Posted on:1985-01-23Degree:Ph.DType:Dissertation
University:University of HoustonCandidate:SUN, ALEXANDER CHIUFull Text:PDF
GTID:1476390017961454Subject:Business Administration
Abstract/Summary:PDF Full Text Request
Health-care providers--typically physicians, surgeons, and hospitals--may be liable for damages arising out of the rendering of, or failure to render, professional services when these services depart from an accepted standard of care and result directly in injury to the patient. Medical professional liability insurance provides protection against claims of "medical malpractice" arising from such injuries.;The purpose of this dissertation research is to try to identify factors which influence the frequency and severity of medical malpractice claims.
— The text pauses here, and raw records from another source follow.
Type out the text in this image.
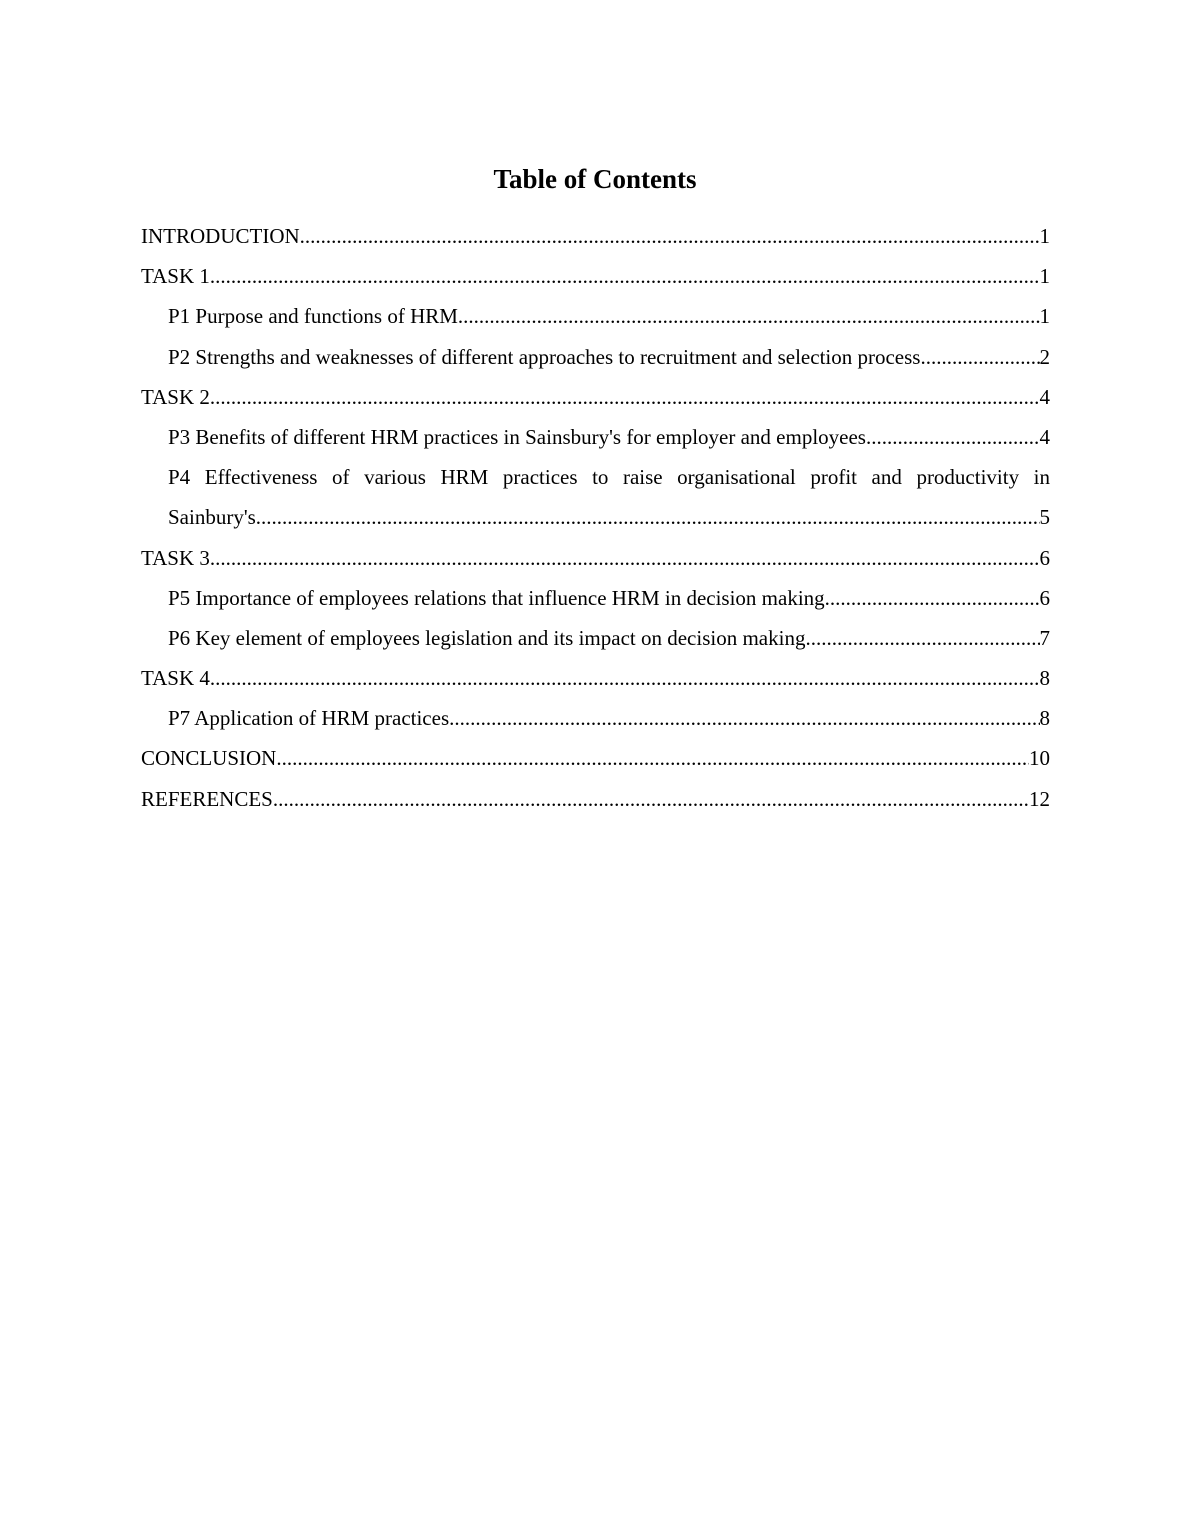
Table of Contents
INTRODUCTION .....	1
TASK 1 .....	1
P1 Purpose and functions of HRM .....	1
P2 Strengths and weaknesses of different approaches to recruitment and selection process .....	2
TASK 2 .....	4
P3 Benefits of different HRM practices in Sainsbury's for employer and employees .....	4
P4 Effectiveness of various HRM practices to raise organisational profit and productivity in
Sainbury's .....	5
TASK 3 .....	6
P5 Importance of employees relations that influence HRM in decision making .....	6
P6 Key element of employees legislation and its impact on decision making .....	7
TASK 4 .....	8
P7 Application of HRM practices .....	8
CONCLUSION .....	10
REFERENCES .....	12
These factors include characteristics of the hospital and its environment, characteristics of the patient, and characteristics of the alleged injury. Two statistical models are developed, one for paid claim frequency and one for paid claim severity (settlement value).;The severity model attempts to explain the variation in claim settlement by variation in corresponding variables, such as seriousness of the injury, age and sex of the patient, and the dates of the injury, report, and closure. For this model, each observation in the data set corresponds to an injury, and the observed settlement value is the total amount paid by all defendants for this injury.;The frequency model attempts to relate the variation in hospital paid claim frequencies to characteristics of those hospitals and their environment; variables considered include number of occupied beds, number of surgeries, number of emergency room visits, city population, and so forth. This model is complicated by the fact that the dependent variable is assumed to have a Poisson distribution, and by several other factors, including the so-called long tail on malpractice claims.;In the early 1970s, the frequency and severity of medical malpractice losses began to rise at alarming rates. The so-called "medical malpractice crisis" gained national prominence by 1974-75, generating widespread discussion in state legislatures, the Congress, and the press. Resulting changes in the medical malpractice insurance market have made it increasingly important to be able to meaningfully evaluate the risk of a small group of health-care providers or even the risk of a single provider.;Although neither model can be said to provide an excellent fit of the data, both produce statistically significant and intuitively satisfying coefficient estimates. (Abstract shortened with permission of author.).